Despite being one of the key figures in the Sons of Liberty Crafts was known as a moderate. In 1772 he was even accused of becoming a Tory, a British loyalist for his arguments against the most confrontational acts.
Like many other sons of liberty Col. Thomas Crafts also took an active interest in Masonic affairs. He became a member of St. Andrew's Lodge F. and A. M. in 1762, and afterwards became a member of the Grand Lodge of Massachusetts.
On December 16, 1773 Thomas Crafts took part in the destruction of the tea in Boston Harbor. His participation first came to light years later when Frederic W. Lincoln, Jr, the eighteenths mayor of Boston (18581866) spoke out about participation of his grandfather, Captain Amos Lincoln in this protest. According to his account, Amos Lincoln then a young man was the apprentice of Thomas Crafts and said that he obtained the Mohawk dress from Mr. Crafts who was in the Harbor with the other Sons of Liberty that night.

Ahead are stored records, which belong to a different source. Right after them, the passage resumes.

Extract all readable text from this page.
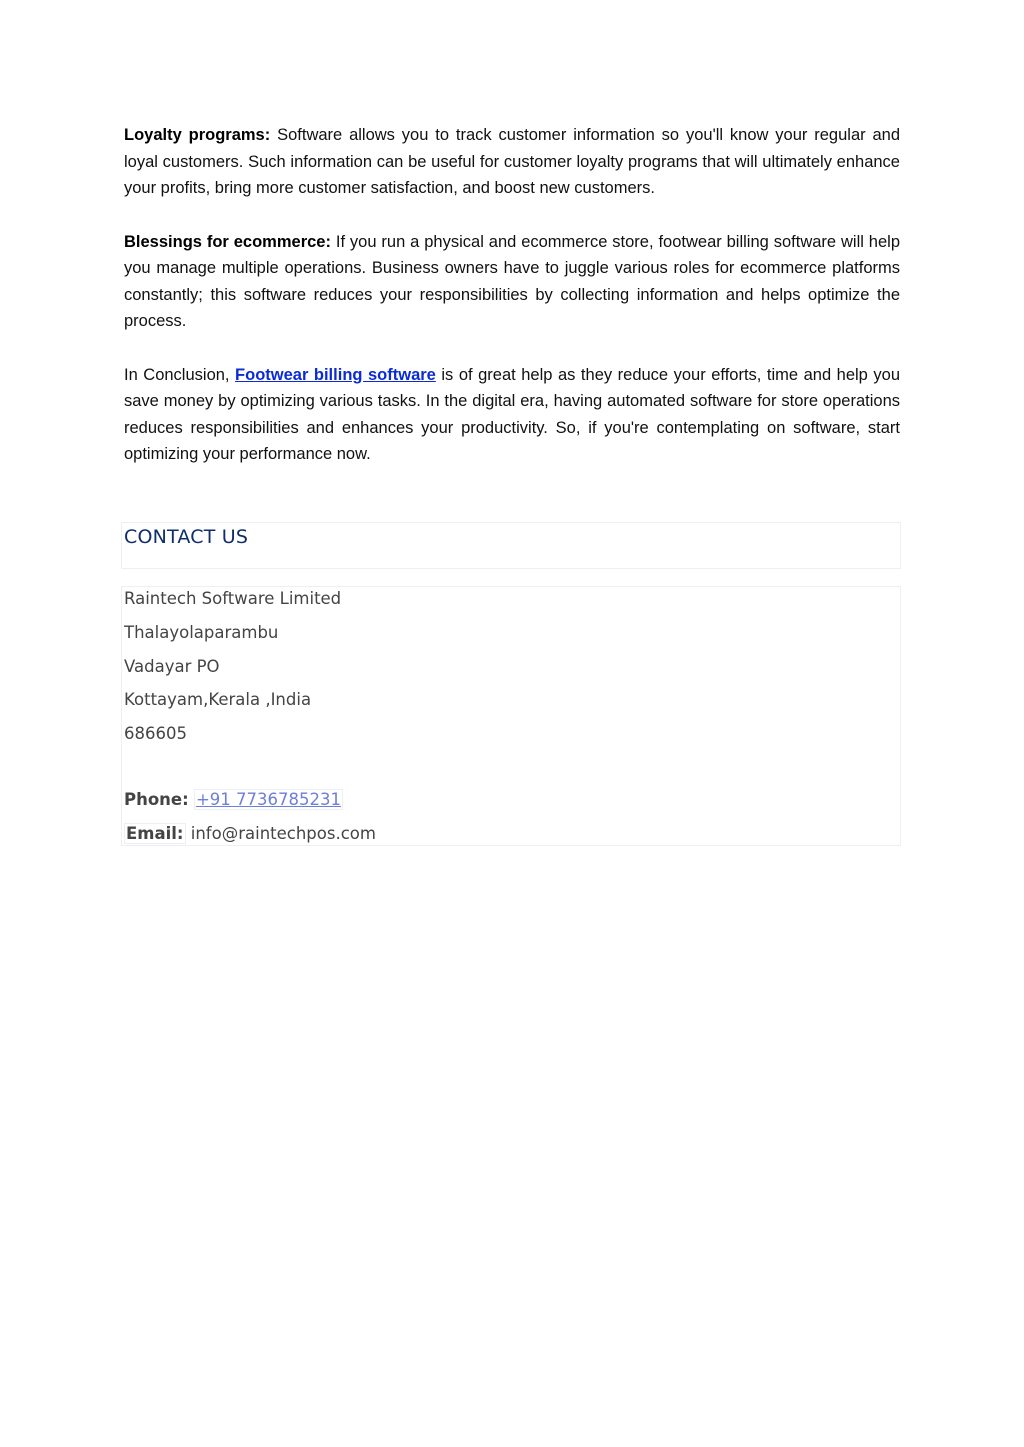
Loyalty programs: Software allows you to track customer information so you'll know your regular and loyal customers. Such information can be useful for customer loyalty programs that will ultimately enhance your profits, bring more customer satisfaction, and boost new customers.

Blessings for ecommerce: If you run a physical and ecommerce store, footwear billing software will help you manage multiple operations. Business owners have to juggle various roles for ecommerce platforms constantly; this software reduces your responsibilities by collecting information and helps optimize the process.

In Conclusion, Footwear billing software is of great help as they reduce your efforts, time and help you save money by optimizing various tasks. In the digital era, having automated software for store operations reduces responsibilities and enhances your productivity. So, if you're contemplating on software, start optimizing your performance now.

CONTACT US
Raintech Software Limited
Thalayolaparambu
Vadayar PO
Kottayam,Kerala ,India
686605
Phone: +91 7736785231
Email: info@raintechpos.com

The military training of the former painter started when he joined the now famous artillery unit of the Boston’s militia that was commanded by Major Paddock and was naturally known as the Paddock’s Artillery Co. Among the militia men being part of this unit that consisted of skilled mechanics (craftsmen) was a great achievement. It was in the Paddock’s company where Crafts received his first officer rank of Lieutenant and became the third in command. The company had four small brass cannon and now two of them can be seen at the base of Bunker Hill Monument. They bear the names "Hancock" and "Adams."
To modern historians Mr. Crafts is most known for his participation in the Boston Tea Party, but his contemporaries were the most appreciative for his role as the commander of the Massachusetts militia artillery during the first years of the war. As the Colonel for the Massachusetts Regiment of Artillery, also known as “the Train” he greatly helped the cause of the Revolution by successfully defending the port of Boston from the British vessels. On 13th of June 1776 under the command of Gen. Benjamin Lincoln he drove the enemy’s ships out of Boston Harbor and lead to the capture of several ships and 700 British regulars.
In a letter written by Samuel Adams to his cousin, Col. Crafts family was mentioned as one of the former Sons of Liberty tradesmen families who rose in Boston’s society to become the new nobility. As such he was honored by being the first person to read the newly signed Declaration of Independence from the balcony of the Old State House in Boston in a 1776 ceremony.
After the Revolution Colonel Crafts continued serving people of Boston as selectman and Justice of the Peace and active Justice for many years after the war.
Thomas Crafts married in Boston 30 June, 1763, Frances Pickeny Gore, daughter of John and Frances (Pinkney) Gore of Boston, and sister of Governor Christopher Gore. She was born in Boston 3 Feb. 1744, and died there in 1788.